Simply believing something doesn’t make it so. The president’s desire for a world in which nations talk openly about their true feelings, perhaps share a good cry together, and sing kumbaya around the campfire, is the height of naivete.

So is this passage of his speech: ” … the United States is not and never will be at war with Islam. Islam teaches peace. Muslims the world over aspire to live with dignity and a sense of justice. And when it comes to America and Islam, there is no us and them, there is only us.”

But Islam and the holy Koran on which Muslim militant groups like al Qaeda and the Islamic State base their actions do call for the extermination of all who do not follow Islam, do demand that followers kill anyone who leaves the religion, do subjugate women. For the record, the Koran contains more than 100 verses that call Muslims to war with nonbelievers.

Mr. Obama said in his speech that “all people of faith have a responsibility to lift up the value at the heart of all great religions: Do unto thy neighbor as you would do — you would have done unto yourself.” But that is not a cornerstone of Islam. Militant Muslims have a very different belief: “Fight in the name of your religion with those who disagree with you.” And that edict comes straight from their holiest book.

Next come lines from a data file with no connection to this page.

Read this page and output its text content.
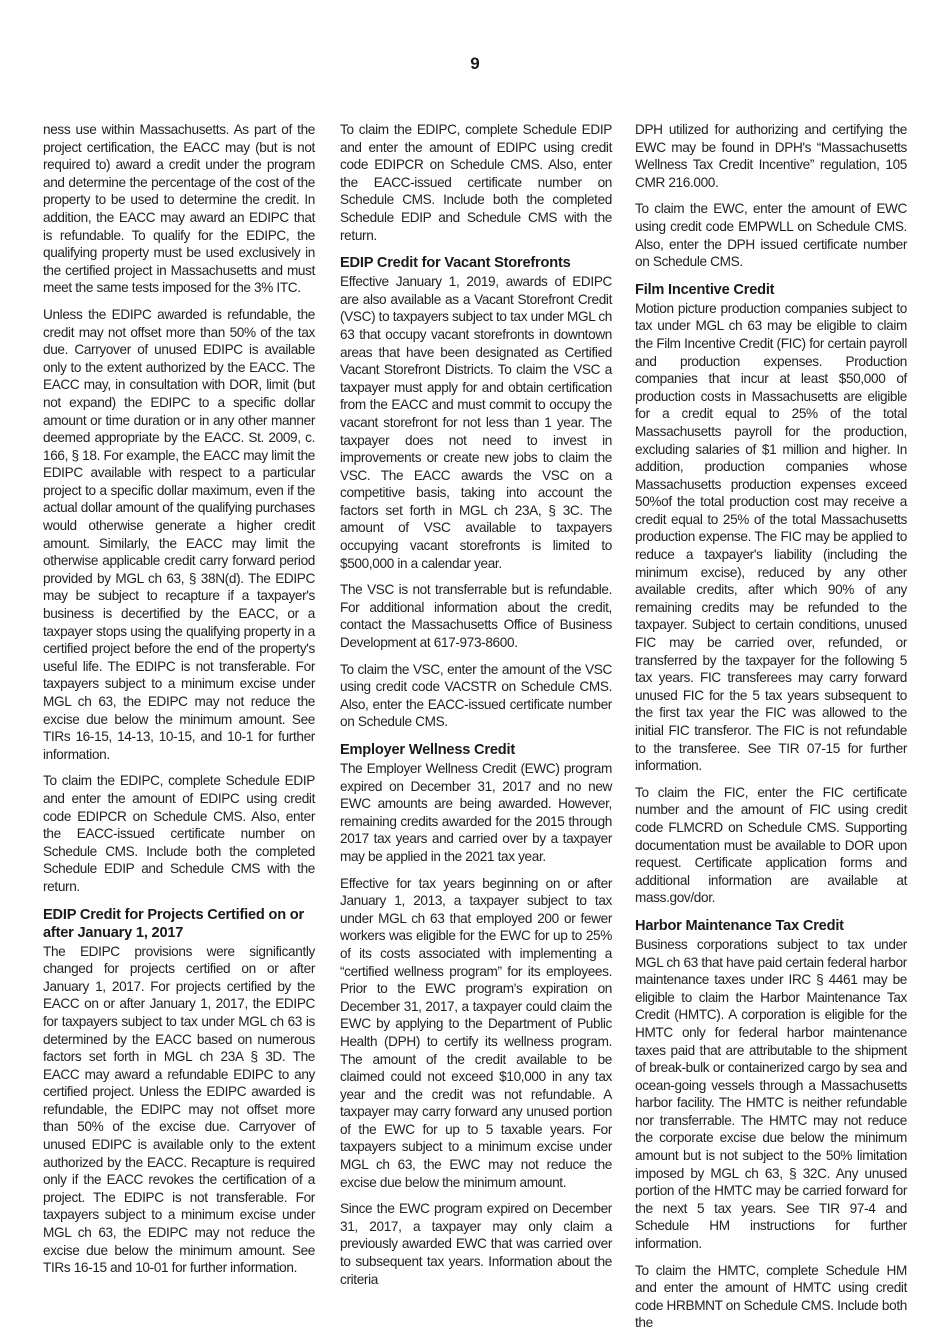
9

ness use within Massachusetts. As part of the project certification, the EACC may (but is not required to) award a credit under the program and determine the percentage of the cost of the property to be used to determine the credit. In addition, the EACC may award an EDIPC that is refundable. To qualify for the EDIPC, the qualifying property must be used exclusively in the certified project in Massachusetts and must meet the same tests imposed for the 3% ITC.

Unless the EDIPC awarded is refundable, the credit may not offset more than 50% of the tax due. Carryover of unused EDIPC is available only to the extent authorized by the EACC. The EACC may, in consultation with DOR, limit (but not expand) the EDIPC to a specific dollar amount or time duration or in any other manner deemed appropriate by the EACC. St. 2009, c. 166, § 18. For example, the EACC may limit the EDIPC available with respect to a particular project to a specific dollar maximum, even if the actual dollar amount of the qualifying purchases would otherwise generate a higher credit amount. Similarly, the EACC may limit the otherwise applicable credit carry forward period provided by MGL ch 63, § 38N(d). The EDIPC may be subject to recapture if a taxpayer's business is decertified by the EACC, or a taxpayer stops using the qualifying property in a certified project before the end of the property's useful life. The EDIPC is not transferable. For taxpayers subject to a minimum excise under MGL ch 63, the EDIPC may not reduce the excise due below the minimum amount. See TIRs 16-15, 14-13, 10-15, and 10-1 for further information.

To claim the EDIPC, complete Schedule EDIP and enter the amount of EDIPC using credit code EDIPCR on Schedule CMS. Also, enter the EACC-issued certificate number on Schedule CMS. Include both the completed Schedule EDIP and Schedule CMS with the return.

EDIP Credit for Projects Certified on or after January 1, 2017

The EDIPC provisions were significantly changed for projects certified on or after January 1, 2017. For projects certified by the EACC on or after January 1, 2017, the EDIPC for taxpayers subject to tax under MGL ch 63 is determined by the EACC based on numerous factors set forth in MGL ch 23A § 3D. The EACC may award a refundable EDIPC to any certified project. Unless the EDIPC awarded is refundable, the EDIPC may not offset more than 50% of the excise due. Carryover of unused EDIPC is available only to the extent authorized by the EACC. Recapture is required only if the EACC revokes the certification of a project. The EDIPC is not transferable. For taxpayers subject to a minimum excise under MGL ch 63, the EDIPC may not reduce the excise due below the minimum amount. See TIRs 16-15 and 10-01 for further information.

To claim the EDIPC, complete Schedule EDIP and enter the amount of EDIPC using credit code EDIPCR on Schedule CMS. Also, enter the EACC-issued certificate number on Schedule CMS. Include both the completed Schedule EDIP and Schedule CMS with the return.

EDIP Credit for Vacant Storefronts

Effective January 1, 2019, awards of EDIPC are also available as a Vacant Storefront Credit (VSC) to taxpayers subject to tax under MGL ch 63 that occupy vacant storefronts in downtown areas that have been designated as Certified Vacant Storefront Districts. To claim the VSC a taxpayer must apply for and obtain certification from the EACC and must commit to occupy the vacant storefront for not less than 1 year. The taxpayer does not need to invest in improvements or create new jobs to claim the VSC. The EACC awards the VSC on a competitive basis, taking into account the factors set forth in MGL ch 23A, § 3C. The amount of VSC available to taxpayers occupying vacant storefronts is limited to $500,000 in a calendar year.

The VSC is not transferrable but is refundable. For additional information about the credit, contact the Massachusetts Office of Business Development at 617-973-8600.

To claim the VSC, enter the amount of the VSC using credit code VACSTR on Schedule CMS. Also, enter the EACC-issued certificate number on Schedule CMS.

Employer Wellness Credit

The Employer Wellness Credit (EWC) program expired on December 31, 2017 and no new EWC amounts are being awarded. However, remaining credits awarded for the 2015 through 2017 tax years and carried over by a taxpayer may be applied in the 2021 tax year.

Effective for tax years beginning on or after January 1, 2013, a taxpayer subject to tax under MGL ch 63 that employed 200 or fewer workers was eligible for the EWC for up to 25% of its costs associated with implementing a “certified wellness program” for its employees. Prior to the EWC program's expiration on December 31, 2017, a taxpayer could claim the EWC by applying to the Department of Public Health (DPH) to certify its wellness program. The amount of the credit available to be claimed could not exceed $10,000 in any tax year and the credit was not refundable. A taxpayer may carry forward any unused portion of the EWC for up to 5 taxable years. For taxpayers subject to a minimum excise under MGL ch 63, the EWC may not reduce the excise due below the minimum amount.

Since the EWC program expired on December 31, 2017, a taxpayer may only claim a previously awarded EWC that was carried over to subsequent tax years. Information about the criteria

DPH utilized for authorizing and certifying the EWC may be found in DPH's “Massachusetts Wellness Tax Credit Incentive” regulation, 105 CMR 216.000.

To claim the EWC, enter the amount of EWC using credit code EMPWLL on Schedule CMS. Also, enter the DPH issued certificate number on Schedule CMS.

Film Incentive Credit

Motion picture production companies subject to tax under MGL ch 63 may be eligible to claim the Film Incentive Credit (FIC) for certain payroll and production expenses. Production companies that incur at least $50,000 of production costs in Massachusetts are eligible for a credit equal to 25% of the total Massachusetts payroll for the production, excluding salaries of $1 million and higher. In addition, production companies whose Massachusetts production expenses exceed 50%of the total production cost may receive a credit equal to 25% of the total Massachusetts production expense. The FIC may be applied to reduce a taxpayer's liability (including the minimum excise), reduced by any other available credits, after which 90% of any remaining credits may be refunded to the taxpayer. Subject to certain conditions, unused FIC may be carried over, refunded, or transferred by the taxpayer for the following 5 tax years. FIC transferees may carry forward unused FIC for the 5 tax years subsequent to the first tax year the FIC was allowed to the initial FIC transferor. The FIC is not refundable to the transferee. See TIR 07-15 for further information.

To claim the FIC, enter the FIC certificate number and the amount of FIC using credit code FLMCRD on Schedule CMS. Supporting documentation must be available to DOR upon request. Certificate application forms and additional information are available at mass.gov/dor.

Harbor Maintenance Tax Credit

Business corporations subject to tax under MGL ch 63 that have paid certain federal harbor maintenance taxes under IRC § 4461 may be eligible to claim the Harbor Maintenance Tax Credit (HMTC). A corporation is eligible for the HMTC only for federal harbor maintenance taxes paid that are attributable to the shipment of break-bulk or containerized cargo by sea and ocean-going vessels through a Massachusetts harbor facility. The HMTC is neither refundable nor transferrable. The HMTC may not reduce the corporate excise due below the minimum amount but is not subject to the 50% limitation imposed by MGL ch 63, § 32C. Any unused portion of the HMTC may be carried forward for the next 5 tax years. See TIR 97-4 and Schedule HM instructions for further information.

To claim the HMTC, complete Schedule HM and enter the amount of HMTC using credit code HRBMNT on Schedule CMS. Include both the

To the president, that ideology “will wilt and die if it is consistently exposed and confronted and refuted in the light of day.” Again, the callowness is astounding. While he urged the world, “especially Muslim communities,” to reject the ideology that underlies al Qaeda and the Islamic State, nothing will change the fact that cold-blooded killers are determined to destroy the West, wipe all infidels from the face of the earth and build a new caliphate based on strict adherence to Shariah law (which leans heavily toward beheadings, lashings, stonings).

The president let loose some passing platitudes — “right makes might,” “the only language understood by killers like this is the language of force” — but in the end Mr. Obama still labors under the delusion that the Islamic State group and its ilk have “perverted one of the world’s great religions.” He still rejects “any suggestion of a clash of civilizations” — despite al Qaeda’s and Islamic State’s express declaration of war against western civilization (and anyone who is not Muslim).

In the end, Mr. Obama said: “No external power can bring about a transformation of hearts and minds,” which means America is powerless. The only solution in this multicultural world is sharing our true feelings honestly with those who not only fundamentally disagree with us, but vow to do us harm.

Exactly a year ago, Mr. Obama said this at the U.N.: “Together, we’ve also worked to end a decade of war.” But the worldwide war on terrorism does not end when the U.S. president decides it is so, it ends when the enemy is defeated.

While he says “peace is not merely the absence of war, but the presence of a better life,” he really should say only this: “We didn’t start this war, but we will end it.”